I cannot come up with an answer to the following problem, which I came across:
Let $H$ be a separable, real Hilbert space with ONB $\{e_n\}_{n \in \mathbb{N}}$ and let $U \subseteq H$ be open (if it helps, we may instead consider $U$ closed). Then it is commonly known that there exist continuous, non-negative functions $f_n: H \to \mathbb{R}$, $n \in \mathbb{N},$ such that $f_n$ converges monotonically increasing pointwise to $\mathbf{1}_U$.
My question is: Can I choose these functions such that $f_n \in C_b(\mathbb{R}^d)$ for each $n$, where $d=d_n$ is of course allowed to depend on $n$? In saying so, I identify functions $f \ \in C_b(\mathbb{R}^d)$ with the function $f \circ P_d:H \to \mathbb{R},$ where $P_d$ denotes the projection on the linear span of $e_1,...e_d$.
I have tried a number of fruitless attempts. Roughly speaking, most of them failed due to the fact that $\underset{n \in \mathbb{N}}{\cup}span(e_1,...,e_n) \neq H$.
I would appreciate any reasonable input on this! Thank you in advance!
If you want monotonically increasing functions of the form $f \circ P_d$ then the answer is no. The reason is that if $f:H \to \Bbb R$ is any nonzero function, $f\circ P_d$ is necessarily nonzero on an unbounded set of values in $H$ (in turn because $P_d^{-1}(S)$ is unbounded for any set $S$). In particular if we take $U$ to be bounded, then the claim is impossible.
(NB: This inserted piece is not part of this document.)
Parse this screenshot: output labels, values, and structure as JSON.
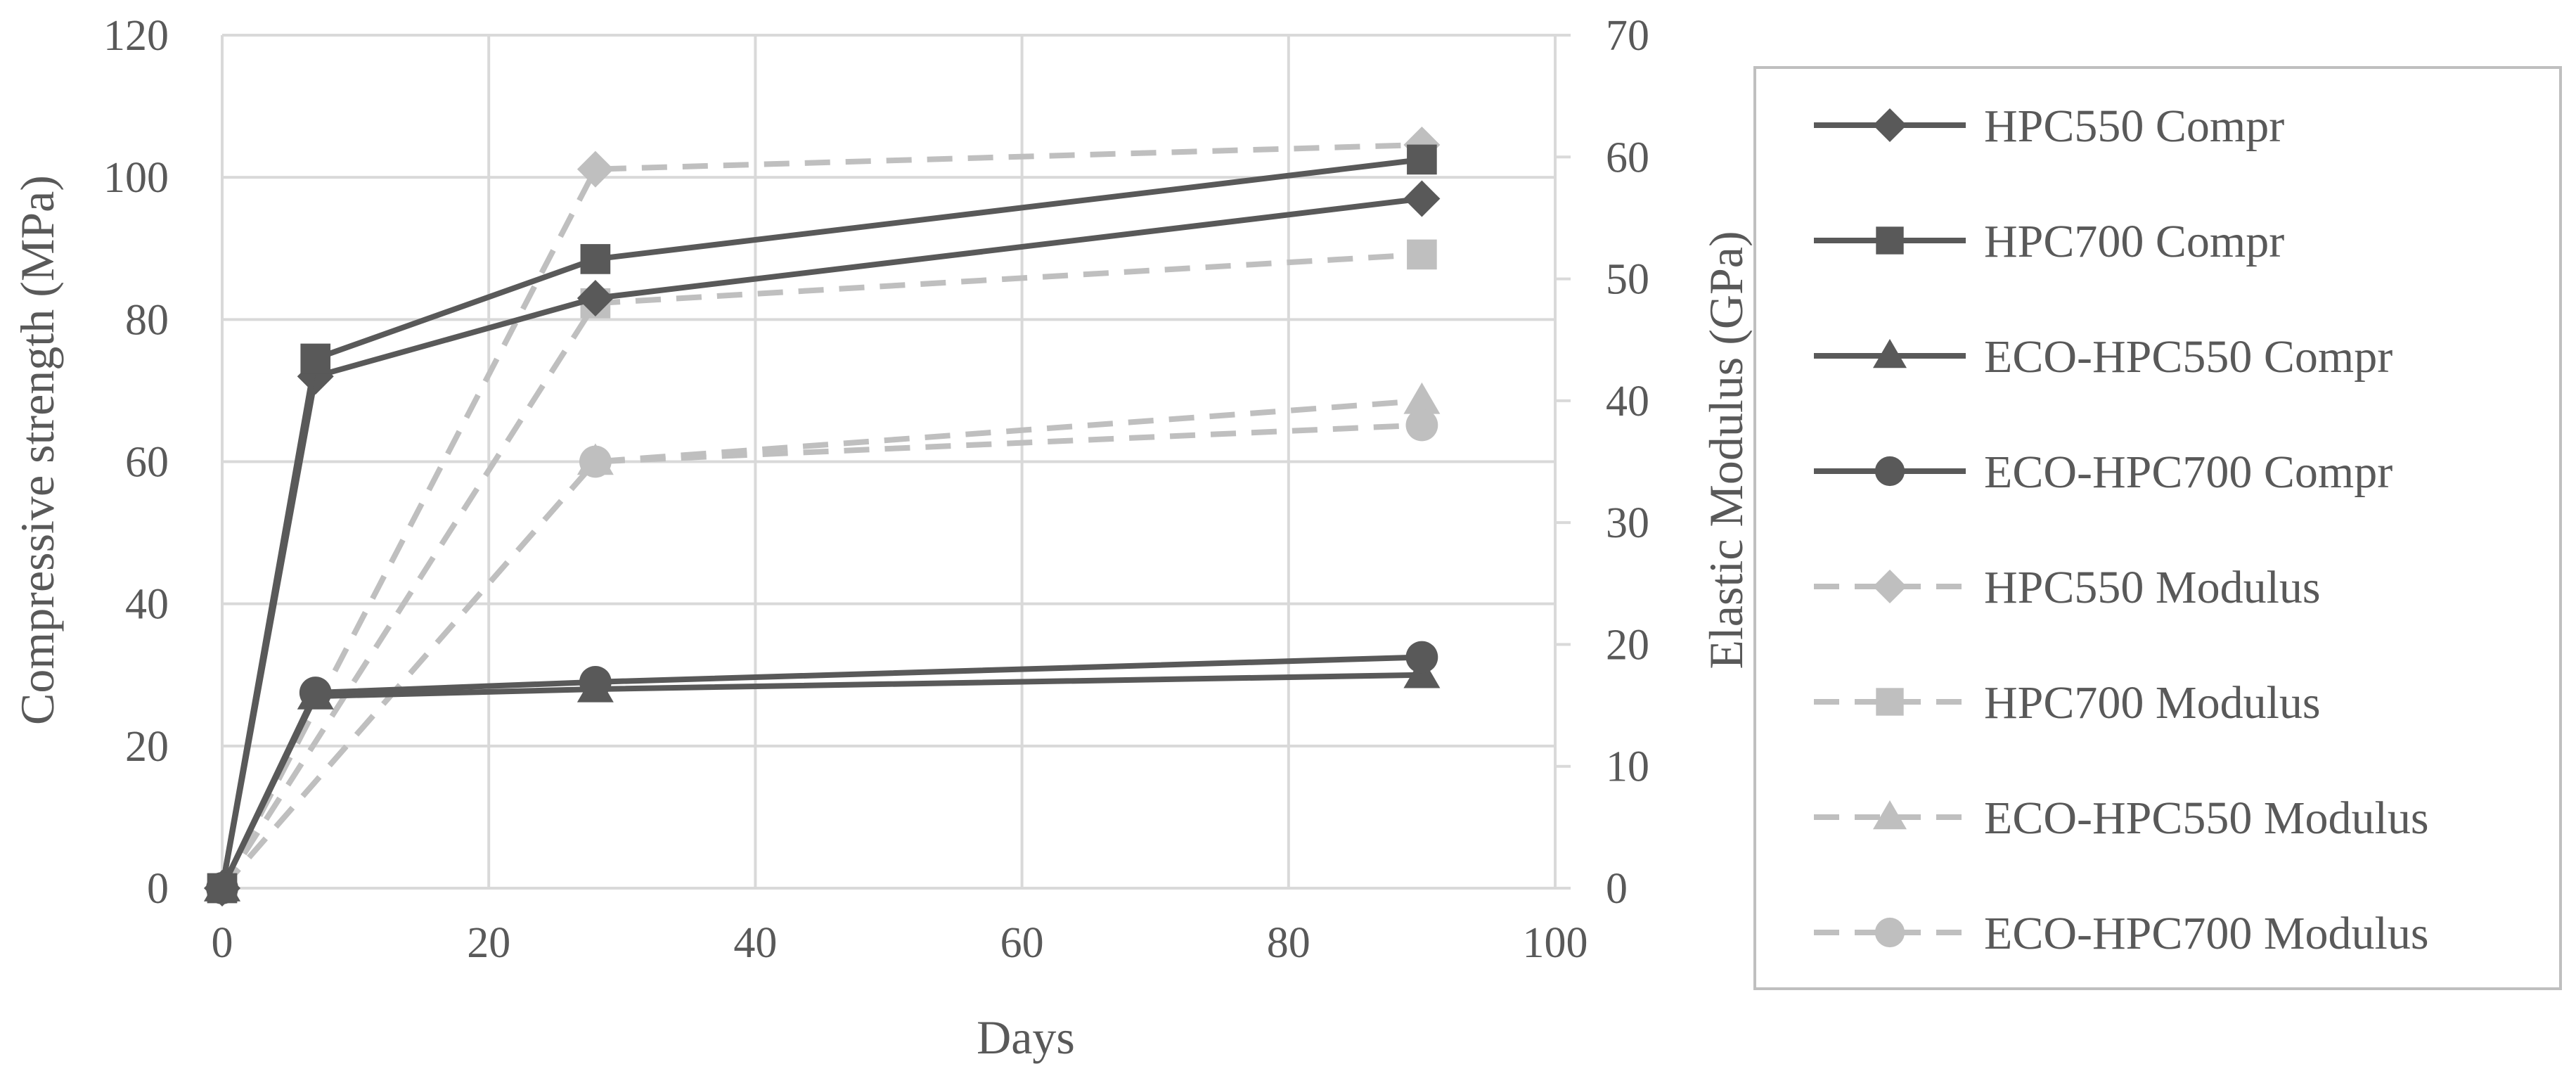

Now suppose you just want any such collection of functions without requiring that they are monotonically increasing. In this case I only have a partial answer. Specifically we can find a sequence of functions $g_n$ of the form $f_n \circ P_n$ (with $f_n$ continuous) such that $g_n \to 1$ on $U$ and $g_n \to 0$ on the interior of $U^c$, however I cannot ensure that $g_n \to 0$ on $\partial U$. Indeed, let $f_n(x): = \min\{1, n \cdot $dist$(x,U^c)\}$, and let $g_n = f_n\circ P_n$. Fix $x \in U$. Let $\epsilon = $dist$(x,U^c)$. Then choose $N_1$ so that $n \ge N_1$ implies $\|P_nx-x\|<\epsilon/2$. Then for $n \ge \max\{N_1,\frac2{\epsilon}\}$ we see that dist$(P_nx,U^c) > \epsilon/2>n^{-1}$ so that $f_n(P_nx)=1$. A similar argument shows that for $x\in $ Int$(U^c)$, one has $f_n(P_nx) \to 0$.